Богдан Моджеевский был в их числе – этих сожалений. Она жалела о том, что с ним у нее так и не случилось, и вместе с тем понимала, что случиться уже не может. И об этом жалела тоже. Вот такая философия.
Но этой философии было довольно, чтобы снимок сохранить в отдельную папку на компьютере. И через день ее удалить. Не дай бог Димка найдет, беды не оберешься.

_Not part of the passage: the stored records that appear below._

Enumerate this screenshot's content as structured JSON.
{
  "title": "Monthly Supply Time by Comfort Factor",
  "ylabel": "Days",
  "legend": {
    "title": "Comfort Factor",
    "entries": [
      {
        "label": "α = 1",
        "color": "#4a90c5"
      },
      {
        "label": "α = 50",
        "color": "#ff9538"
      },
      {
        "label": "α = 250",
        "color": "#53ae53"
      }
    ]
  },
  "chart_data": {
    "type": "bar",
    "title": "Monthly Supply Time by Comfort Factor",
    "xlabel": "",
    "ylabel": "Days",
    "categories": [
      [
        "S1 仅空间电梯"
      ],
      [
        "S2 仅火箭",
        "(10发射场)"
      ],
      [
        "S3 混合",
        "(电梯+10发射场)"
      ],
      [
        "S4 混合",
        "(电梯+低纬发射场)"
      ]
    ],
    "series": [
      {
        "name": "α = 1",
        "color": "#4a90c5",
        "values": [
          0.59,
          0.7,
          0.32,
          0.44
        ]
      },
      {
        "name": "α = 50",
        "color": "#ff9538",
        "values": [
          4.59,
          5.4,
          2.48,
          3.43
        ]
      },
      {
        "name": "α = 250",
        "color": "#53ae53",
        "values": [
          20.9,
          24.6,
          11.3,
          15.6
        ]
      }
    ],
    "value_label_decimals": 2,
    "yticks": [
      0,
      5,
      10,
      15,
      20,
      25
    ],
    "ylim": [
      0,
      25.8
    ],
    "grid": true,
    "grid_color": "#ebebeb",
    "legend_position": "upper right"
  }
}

Впрочем, возможна ли с Димкой беда? Какая может быть с Димкой беда? Он в жизни не брал ее вещей – ни ноутбука, ни планшета, ни телефона. А она – не лезла в его, потому что они оба уважали личное пространство друг друга. И никогда не спорили. Господи боже, они вообще никогда и ни о чем не спорили! Ей всегда было проще согласиться с ним, чем выносить его обиды на любое слово против с ее стороны. Он замыкался в себе и мог целыми днями не разговаривать, игнорируя ее присутствие. Однажды после очередной такой размолвки, когда Андрюше исполнился годик, Юлька своего супруга три дня по всей столице искала, а когда он нашелся, то заявил, что жил у друга, а на работе взял отпуск. С тех пор спорить они перестали, и Юлька сделалась покладистой.
А Богдан никогда не обижался.
Она помнила.
Он не обижался. Они могли почти вусмерть орать друг на друга, доказывая с пеной у рта каждый свою правоту, а уже через минуту целоваться до свиста в ушах. И потом снова орать, но так никогда и не перейти черты, после которой отношения могут испортиться. Он не обижался на нее от слова совсем. А ей никогда бы не пришло в голову чувствовать себя задетой его несогласием. Кроме одного-единственного раза. Тогда, когда он оскорбил ее сестру – этого Юлька стерпеть не смогла. Но это и не было спором. Это стало концом их мира – одного на двоих. Вот только вряд ли они подозревали тогда, что их дурацкая ссора окажется окончательной и отрубит одного от другого.
И все-таки сегодня он ее отбивал. Совершенно серьезно и последовательно отбивал. Четыре встречи. И она уже сама целует его.
- А вот это заказ, наверное, тебе... ну или задание, уж не знаю, - отвлекла ее от очередного мысленного витка Машка.
- Какое задание? – не поняла Юлька, рассеянно подняв глаза на подружку, а та протянула ей листок бумаги с записанным на нем номером и именем.